今回の作品でもうひとつ解決させなければならなかった問題として、舞台環境のイメージ構築があった。ジョン・ファヴロー監督の希望により、1964年に開催されたニューヨーク万博の雰囲気を再現・創造していくことが求められた。万博会場の環境イメージ制作では、まずコンセプトアートを作成する過程で、この万博会場はファンタスティックに見えるものなのか、または写実的にリアリスティックなものなのか、作成しては絞り込んでいくといった行程を経たという。コンセプトが決まり、実際にショットで使用するイメージを制作する段階においては、「Autodesk 3ds Max」とILM自社製のツールを用いてライティングやレンダリング等の作業を行ったそうだ。
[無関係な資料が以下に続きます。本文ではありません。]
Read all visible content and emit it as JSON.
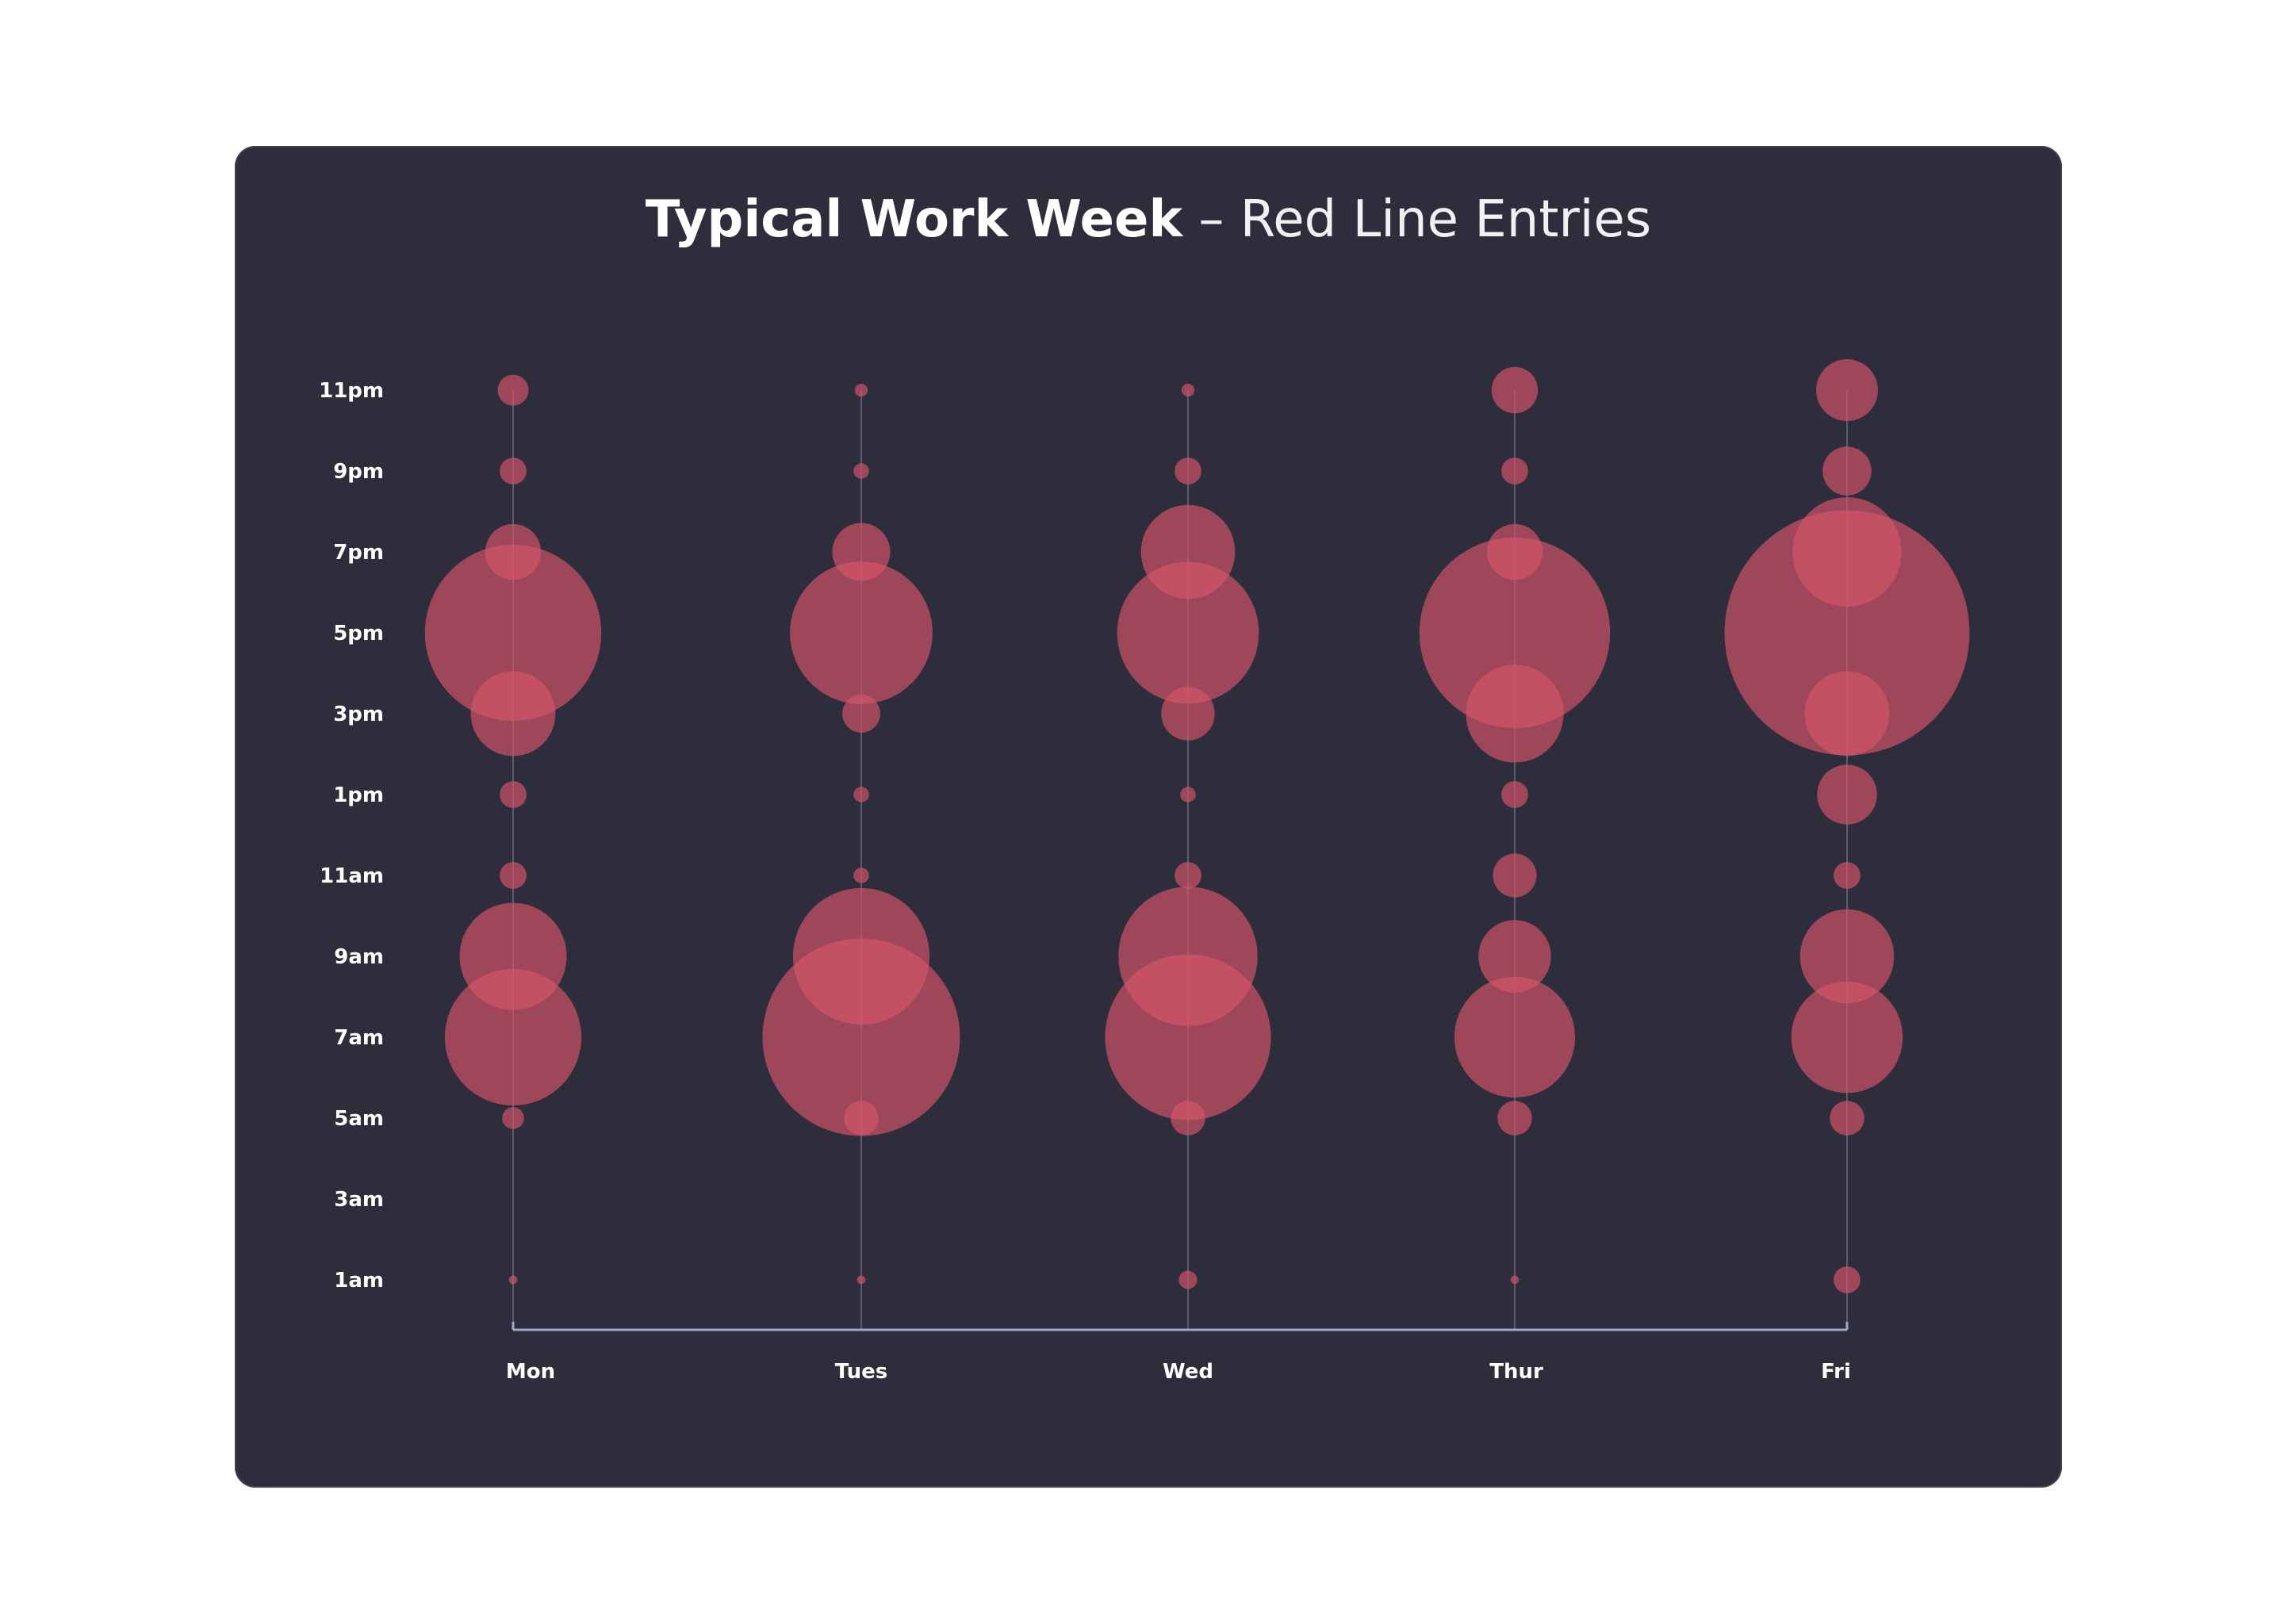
{
  "header": {
    "title_bold": "Typical Work Week",
    "title_rest": " – Red Line Entries"
  },
  "colors": {
    "background": "#2d2d3b",
    "bubble": "#d65468",
    "axis": "#a4a4c6",
    "guide": "#5c5c6e",
    "text": "#ffffff"
  },
  "chart_data": {
    "type": "scatter",
    "title": "Typical Work Week – Red Line Entries",
    "xlabel": "",
    "ylabel": "",
    "categories": [
      "Mon",
      "Tues",
      "Wed",
      "Thur",
      "Fri"
    ],
    "y_ticks": [
      {
        "label": "1am",
        "hour": 1
      },
      {
        "label": "3am",
        "hour": 3
      },
      {
        "label": "5am",
        "hour": 5
      },
      {
        "label": "7am",
        "hour": 7
      },
      {
        "label": "9am",
        "hour": 9
      },
      {
        "label": "11am",
        "hour": 11
      },
      {
        "label": "1pm",
        "hour": 13
      },
      {
        "label": "3pm",
        "hour": 15
      },
      {
        "label": "5pm",
        "hour": 17
      },
      {
        "label": "7pm",
        "hour": 19
      },
      {
        "label": "9pm",
        "hour": 21
      },
      {
        "label": "11pm",
        "hour": 23
      }
    ],
    "ylim": [
      1,
      23
    ],
    "size_encoding": "bubble area",
    "grid": false,
    "legend": "none",
    "series": [
      {
        "day": "Mon",
        "points": [
          {
            "hour": 1,
            "size": 0.3
          },
          {
            "hour": 5,
            "size": 2
          },
          {
            "hour": 7,
            "size": 78
          },
          {
            "hour": 9,
            "size": 48
          },
          {
            "hour": 11,
            "size": 3
          },
          {
            "hour": 13,
            "size": 3
          },
          {
            "hour": 15,
            "size": 30
          },
          {
            "hour": 17,
            "size": 130
          },
          {
            "hour": 19,
            "size": 13
          },
          {
            "hour": 21,
            "size": 3
          },
          {
            "hour": 23,
            "size": 4
          }
        ]
      },
      {
        "day": "Tues",
        "points": [
          {
            "hour": 1,
            "size": 0.3
          },
          {
            "hour": 5,
            "size": 5
          },
          {
            "hour": 7,
            "size": 163
          },
          {
            "hour": 9,
            "size": 78
          },
          {
            "hour": 11,
            "size": 1
          },
          {
            "hour": 13,
            "size": 1
          },
          {
            "hour": 15,
            "size": 6
          },
          {
            "hour": 17,
            "size": 85
          },
          {
            "hour": 19,
            "size": 14
          },
          {
            "hour": 21,
            "size": 1
          },
          {
            "hour": 23,
            "size": 0.7
          }
        ]
      },
      {
        "day": "Wed",
        "points": [
          {
            "hour": 1,
            "size": 1.4
          },
          {
            "hour": 5,
            "size": 5
          },
          {
            "hour": 7,
            "size": 115
          },
          {
            "hour": 9,
            "size": 81
          },
          {
            "hour": 11,
            "size": 3
          },
          {
            "hour": 13,
            "size": 1
          },
          {
            "hour": 15,
            "size": 12
          },
          {
            "hour": 17,
            "size": 84
          },
          {
            "hour": 19,
            "size": 37
          },
          {
            "hour": 21,
            "size": 3
          },
          {
            "hour": 23,
            "size": 0.7
          }
        ]
      },
      {
        "day": "Thur",
        "points": [
          {
            "hour": 1,
            "size": 0.3
          },
          {
            "hour": 5,
            "size": 5
          },
          {
            "hour": 7,
            "size": 61
          },
          {
            "hour": 9,
            "size": 22
          },
          {
            "hour": 11,
            "size": 8
          },
          {
            "hour": 13,
            "size": 3
          },
          {
            "hour": 15,
            "size": 40
          },
          {
            "hour": 17,
            "size": 152
          },
          {
            "hour": 19,
            "size": 13
          },
          {
            "hour": 21,
            "size": 3
          },
          {
            "hour": 23,
            "size": 9
          }
        ]
      },
      {
        "day": "Fri",
        "points": [
          {
            "hour": 1,
            "size": 3
          },
          {
            "hour": 5,
            "size": 5
          },
          {
            "hour": 7,
            "size": 52
          },
          {
            "hour": 9,
            "size": 37
          },
          {
            "hour": 11,
            "size": 3
          },
          {
            "hour": 13,
            "size": 15
          },
          {
            "hour": 15,
            "size": 30
          },
          {
            "hour": 17,
            "size": 251
          },
          {
            "hour": 19,
            "size": 50
          },
          {
            "hour": 21,
            "size": 10
          },
          {
            "hour": 23,
            "size": 16
          }
        ]
      }
    ]
  }
}
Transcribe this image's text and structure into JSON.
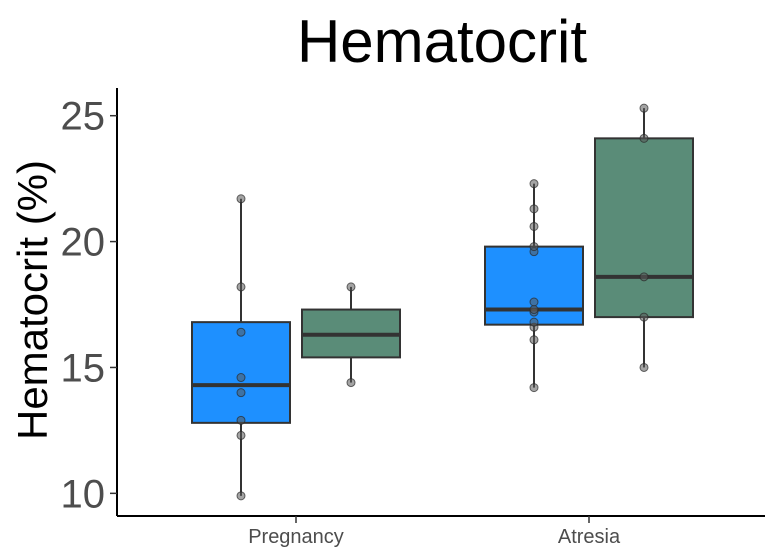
{
  "chart_data": {
    "type": "boxplot",
    "title": "Hematocrit",
    "xlabel": "",
    "ylabel": "Hematocrit (%)",
    "categories": [
      "Pregnancy",
      "Atresia"
    ],
    "ylim": [
      9.1,
      26.1
    ],
    "yticks": [
      10,
      15,
      20,
      25
    ],
    "grid": false,
    "legend": "none",
    "box_colors": [
      "#1e90ff",
      "#5a8c78"
    ],
    "groups": [
      {
        "category": "Pregnancy",
        "boxes": [
          {
            "color": "#1e90ff",
            "min": 9.9,
            "q1": 12.8,
            "median": 14.3,
            "q3": 16.8,
            "max": 21.7,
            "points": [
              9.9,
              12.3,
              12.9,
              14.0,
              14.6,
              16.4,
              18.2,
              21.7
            ]
          },
          {
            "color": "#5a8c78",
            "min": 14.4,
            "q1": 15.4,
            "median": 16.3,
            "q3": 17.3,
            "max": 18.2,
            "points": [
              14.4,
              18.2
            ]
          }
        ]
      },
      {
        "category": "Atresia",
        "boxes": [
          {
            "color": "#1e90ff",
            "min": 14.2,
            "q1": 16.7,
            "median": 17.3,
            "q3": 19.8,
            "max": 22.3,
            "points": [
              14.2,
              16.1,
              16.6,
              16.8,
              17.2,
              17.3,
              17.6,
              19.6,
              19.8,
              20.6,
              21.3,
              22.3
            ]
          },
          {
            "color": "#5a8c78",
            "min": 15.0,
            "q1": 17.0,
            "median": 18.6,
            "q3": 24.1,
            "max": 25.3,
            "points": [
              15.0,
              17.0,
              18.6,
              24.1,
              25.3
            ]
          }
        ]
      }
    ]
  }
}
ジョン・ファヴロー監督の求めた映像は、実際の写真のようなリアリスティックなもので、レンズのフレアや歪曲収差といった光学的な要素を持たせたいという。しかし、3Dレンダリングでコントロールすることが非常に難しく、コンポジットによる付加作業が発生したそうだ。その一例として、実際にニューヨークで空撮したフォトグラフィックバックグラウンドから、フォトリアリスティックな映像に仕上げるための工夫を披露。細かな作業のなかにも監督の要求に応えるための試行錯誤が伺える。

兵器としてのリアルさ

また、ドイル氏は新たなキャラクター「War Machine」を誕生させたことについても触れた。マーベル・コミックで登場していた元のデザインにできるだけ近付けつつ、リアリスティックな味付けを行ったのだという。それに加え、ドイル氏はスーパーバイザーとして「ちゃんとエンジニアリングして、現実的な視点を盛り込もうとした」。金属の表現や武器の動き、メカニズムなど、そのリアルさにこだわったのだという。実際に銃弾が当たりどのように着弾後の処理を行うかなどは、物理シミュレーションを繰り返し何度も試行錯誤したという。

デジタル合成のために

アクションシークエンスはこのような映画には必要不可欠。しかし仕上がった映像として見るとどこか違和感がある。「そういったケースは往々にしてある」とドイル氏は語る。実際に撮影する映像はブルーバックで、俳優のアクションも少なく完成時のイメージが掴みにくい。特に合成するキャラクターの大きさが掴みにくく、それを解消するために撮影現場に多くのポールを立てて位置関係や大きさを把握し易くしたのだそうだ。そういった努力や試行錯誤の積み重ねにより、リアリスティックな迫力ある映像が生み出されたのだ。 スーパーバイザーとして大切なのはコミュニケーションだとドイル氏は語る。アーティスト間で何かトラブルがあった場合は、作業をスローダウンさせ話し合いなどによって確認し合うようにする。共通のリファレンスを用意することで「皆が何を成し遂げなければならないのか」を明確にして理解を浸透させていくのがスーパーバイザーの責任だとも語った。ジョン・ファヴロー監督が発した意思を、スーパーバイザーであるドイル氏が映像として忠実に具現化していく。彼らの強い信念のもとに誕生した映画であると認識してから本編を見ると、また新たな面白さを発見できることだろう。